Quadrature Amplitude Modulation: a modulation scheme that combines two amplitude-modulated signals on orthogonal carriers, enabling higher data rates. 5G NR supports up to 256-QAM.

QAM encodes bits by varying two things at once — the amplitude of two carriers that are 90 degrees out of phase (the in-phase and quadrature components). Plot every possible symbol on an I/Q diagram and you get the familiar grid: that's the constellation. 16-QAM has 16 points (4 bits/symbol), 64-QAM has 64 (6 bits), 256-QAM has 256 (8 bits), and 5G NR adds 1024-QAM in favourable conditions.

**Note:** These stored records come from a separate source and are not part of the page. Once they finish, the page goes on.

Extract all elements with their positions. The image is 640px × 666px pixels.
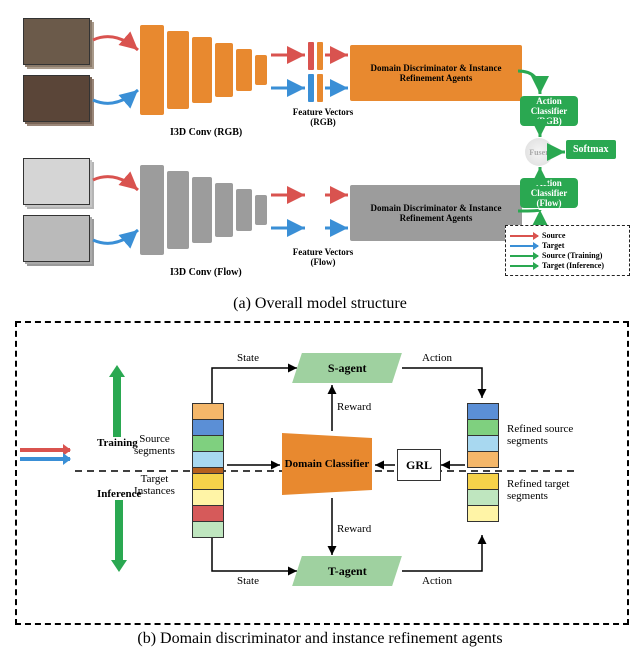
softmax-block: Softmax [566, 140, 616, 159]
legend-target: Target [542, 241, 564, 250]
fv-rgb-target-icon [317, 42, 323, 70]
i3d-flow-label: I3D Conv (Flow) [170, 267, 242, 278]
action-classifier-rgb: Action Classifier (RGB) [520, 96, 578, 126]
fv-flow-label: Feature Vectors (Flow) [283, 247, 363, 267]
legend-source: Source [542, 231, 565, 240]
rgb-target-frames [23, 75, 90, 122]
fuser-node: Fuser [525, 138, 553, 166]
legend-target-arrow-icon [510, 245, 538, 247]
legend-src-train-arrow-icon [510, 255, 538, 257]
state-top: State [237, 352, 259, 364]
panel-a-overall-model: I3D Conv (RGB) I3D Conv (Flow) Feature V… [15, 10, 625, 290]
legend-src-train: Source (Training) [542, 251, 602, 260]
legend-tgt-inf-arrow-icon [510, 265, 538, 267]
t-agent: T-agent [292, 556, 402, 586]
input-arrows [20, 443, 70, 466]
i3d-rgb-backbone [140, 25, 270, 120]
i3d-rgb-label: I3D Conv (RGB) [170, 127, 242, 138]
refined-tgt-label: Refined target segments [507, 478, 597, 502]
refined-target-stack [467, 473, 499, 521]
legend-tgt-inf: Target (Inference) [542, 261, 604, 270]
state-bot: State [237, 575, 259, 587]
target-input-arrow-icon [20, 457, 70, 461]
refined-src-label: Refined source segments [507, 423, 597, 447]
legend-box: Source Target Source (Training) Target (… [505, 225, 630, 276]
fv-rgb-source-icon [308, 42, 314, 70]
fv-rgb-target-icon2 [317, 74, 323, 102]
flow-target-frames [23, 215, 90, 262]
domain-classifier: Domain Classifier [282, 433, 372, 495]
refined-source-stack [467, 403, 499, 467]
reward-bot: Reward [337, 523, 371, 535]
fv-rgb-source-icon2 [308, 74, 314, 102]
action-bot: Action [422, 575, 452, 587]
s-agent: S-agent [292, 353, 402, 383]
target-instances-stack [192, 473, 224, 537]
caption-a: (a) Overall model structure [15, 295, 625, 313]
action-classifier-flow: Action Classifier (Flow) [520, 178, 578, 208]
flow-source-frames [23, 158, 90, 205]
source-input-arrow-icon [20, 448, 70, 452]
grl-block: GRL [397, 449, 441, 481]
i3d-flow-backbone [140, 165, 270, 260]
source-segments-stack [192, 403, 224, 483]
rgb-source-frames [23, 18, 90, 65]
caption-b: (b) Domain discriminator and instance re… [15, 630, 625, 648]
reward-top: Reward [337, 401, 371, 413]
action-top: Action [422, 352, 452, 364]
figure-root: I3D Conv (RGB) I3D Conv (Flow) Feature V… [0, 0, 640, 666]
panel-b-domain-agents: Training Inference Source segments Targe… [15, 321, 629, 625]
legend-source-arrow-icon [510, 235, 538, 237]
fv-rgb-label: Feature Vectors (RGB) [283, 107, 363, 127]
domain-refine-box-flow: Domain Discriminator & Instance Refineme… [350, 185, 522, 241]
domain-refine-box-rgb: Domain Discriminator & Instance Refineme… [350, 45, 522, 101]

The higher the order, the tighter those points are crammed together, so the receiver needs a cleaner signal to avoid mistaking one for its neighbour. That is why high-order QAM only shows up close to the cell and on links with strong SINR. Out at the edge the scheduler falls back to QPSK, trading raw speed for symbols that survive the noise. Looking at a constellation that should be crisp dots but appears as fuzzy clouds is a classic field sign of a marginal link.

Frequently asked questions

Why does my phone not always use 256-QAM if it supports it?
Because high-order QAM needs a high signal-to-noise ratio to work. The constellation points sit close together, so even modest noise or interference causes decoding errors. The network adapts modulation to your conditions in real time, so you only get 256-QAM (or 1024-QAM) when the signal is strong enough to carry it reliably — typically near the cell with good line of sight.